Si bien tras la elección de Obama muchos se apuraron en hablar de que vivíamos en un Estados Unidos “post-racial”, el odio, el miedo y los prejuicios no se han acabado. Cada uno de estos incidentes de violencia y los procesos judiciales que les siguen se parecen a una especie de pozo sin fondo en que el país se mira a sí mismo. Apenas asomados al pozo, vemos la cultura de la violencia disfrazada de derecho a portar armas Zimmerman estaba autorizado a cargar la pistola semi-automática de 9mm con que mató a Martin); un par de metros más abajo, las relaciones entre grupos raciales Zimmerman era mitad latino, es decir, conectado con otra minoría); y más abajo todavía, los supuestos defectos del sistema legal y judicial estadounidense. Pero hacia el fondo del pozo, hacia el infinito, sigue estando la mancha de la esclavitud, una pesadilla que sigue envenenando todo lo que toca.

Los crímenes de odio (o causados por presuntas confusiones como las que pudieron haber llevado a Zimmerman a seguir a Martin esa noche de febrero) no sólo se cometen en Estados Unidos contra las personas negras. De hecho, hace pocos años hubo una seguidilla de asesinatos en el Estado de Nueva York en que las víctimas eran latinos, y no han dejado de producirse casos parecidos con homosexuales. Pero la reacción nunca es tan airada como cuando sucede con un afroamericano, a pesar de que los latinos los hayan sobrepasado como la segunda minoría del país o que la conciencia sobre los derechos de los homosexuales haya alcanzado niveles históricos. La diferencia es que ninguno de esos delitos conecta al país con su pasado más vergonzoso. Ninguno forma parte de una cadena de violencia y abusos tan bien documentada.

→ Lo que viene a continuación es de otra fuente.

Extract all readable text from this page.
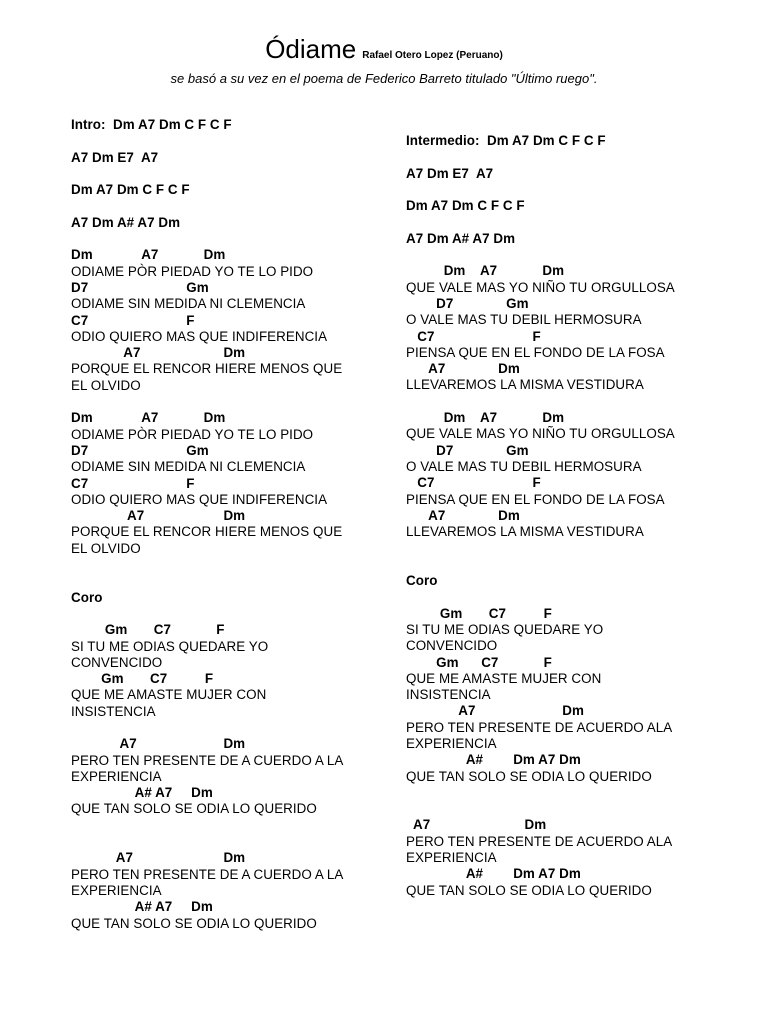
Ódiame Rafael Otero Lopez (Peruano)
se basó a su vez en el poema de Federico Barreto titulado "Último ruego".
Intro:  Dm A7 Dm C F C F
A7 Dm E7  A7
Dm A7 Dm C F C F
A7 Dm A# A7 Dm
Dm             A7            Dm
ODIAME PÒR PIEDAD YO TE LO PIDO
D7                          Gm
ODIAME SIN MEDIDA NI CLEMENCIA
C7                          F
ODIO QUIERO MAS QUE INDIFERENCIA
A7                      Dm
PORQUE EL RENCOR HIERE MENOS QUE
EL OLVIDO
Dm             A7            Dm
ODIAME PÒR PIEDAD YO TE LO PIDO
D7                          Gm
ODIAME SIN MEDIDA NI CLEMENCIA
C7                          F
ODIO QUIERO MAS QUE INDIFERENCIA
A7                     Dm
PORQUE EL RENCOR HIERE MENOS QUE
EL OLVIDO
Coro
Gm       C7            F
SI TU ME ODIAS QUEDARE YO
CONVENCIDO
Gm       C7          F
QUE ME AMASTE MUJER CON
INSISTENCIA
A7                       Dm
PERO TEN PRESENTE DE A CUERDO A LA
EXPERIENCIA
A# A7     Dm
QUE TAN SOLO SE ODIA LO QUERIDO
A7                        Dm
PERO TEN PRESENTE DE A CUERDO A LA
EXPERIENCIA
A# A7     Dm
QUE TAN SOLO SE ODIA LO QUERIDO
Intermedio:  Dm A7 Dm C F C F
A7 Dm E7  A7
Dm A7 Dm C F C F
A7 Dm A# A7 Dm
Dm    A7            Dm
QUE VALE MAS YO NIÑO TU ORGULLOSA
D7              Gm
O VALE MAS TU DEBIL HERMOSURA
C7                          F
PIENSA QUE EN EL FONDO DE LA FOSA
A7              Dm
LLEVAREMOS LA MISMA VESTIDURA
Dm    A7            Dm
QUE VALE MAS YO NIÑO TU ORGULLOSA
D7              Gm
O VALE MAS TU DEBIL HERMOSURA
C7                          F
PIENSA QUE EN EL FONDO DE LA FOSA
A7              Dm
LLEVAREMOS LA MISMA VESTIDURA
Coro
Gm       C7          F
SI TU ME ODIAS QUEDARE YO
CONVENCIDO
Gm      C7            F
QUE ME AMASTE MUJER CON
INSISTENCIA
A7                       Dm
PERO TEN PRESENTE DE ACUERDO ALA
EXPERIENCIA
A#        Dm A7 Dm
QUE TAN SOLO SE ODIA LO QUERIDO
A7                         Dm
PERO TEN PRESENTE DE ACUERDO ALA
EXPERIENCIA
A#        Dm A7 Dm
QUE TAN SOLO SE ODIA LO QUERIDO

En parte por eso fue que, tal como muchos ciudadanos preocupados por la igualdad y malpensados, asumí que Zimmerman había actuado motivado por prejuicios raciales. Pero tras el veredicto que lo absolvió, no me sumé a la ola de quejas por Facebook ni salí a la calle a manifestarme, principalmente porque la reacción de muchos me pareció desencajada. Pensar que el fallo emitido por un jurado en Florida era un profundo pronunciamiento sobre el estado de las relaciones raciales en Estados Unidos, o que a ellos les correspondía hacer justicia a nuestra pinta en vez de aplicar las normas relevantes, es entender poco y nada. De hecho, la mayoría de los analistas judiciales  vaticinaron el desenlace por la dificultad que tendría la fiscalía de demostrar más allá del estándar de la duda razonable que Zimmerman no había actuado en defensa propia. En ese sentido, uno de los legados del caso Martin es la necesidad de reformar las leyes de defensa propia.

Mucho más que eso, lo que este caso y sus repercusiones nos enseñan es que la pesadilla generada por la segregación racial no se ha terminado. Que más que estar mirando hacia el fondo de un pozo, seguimos cayendo en el vacío.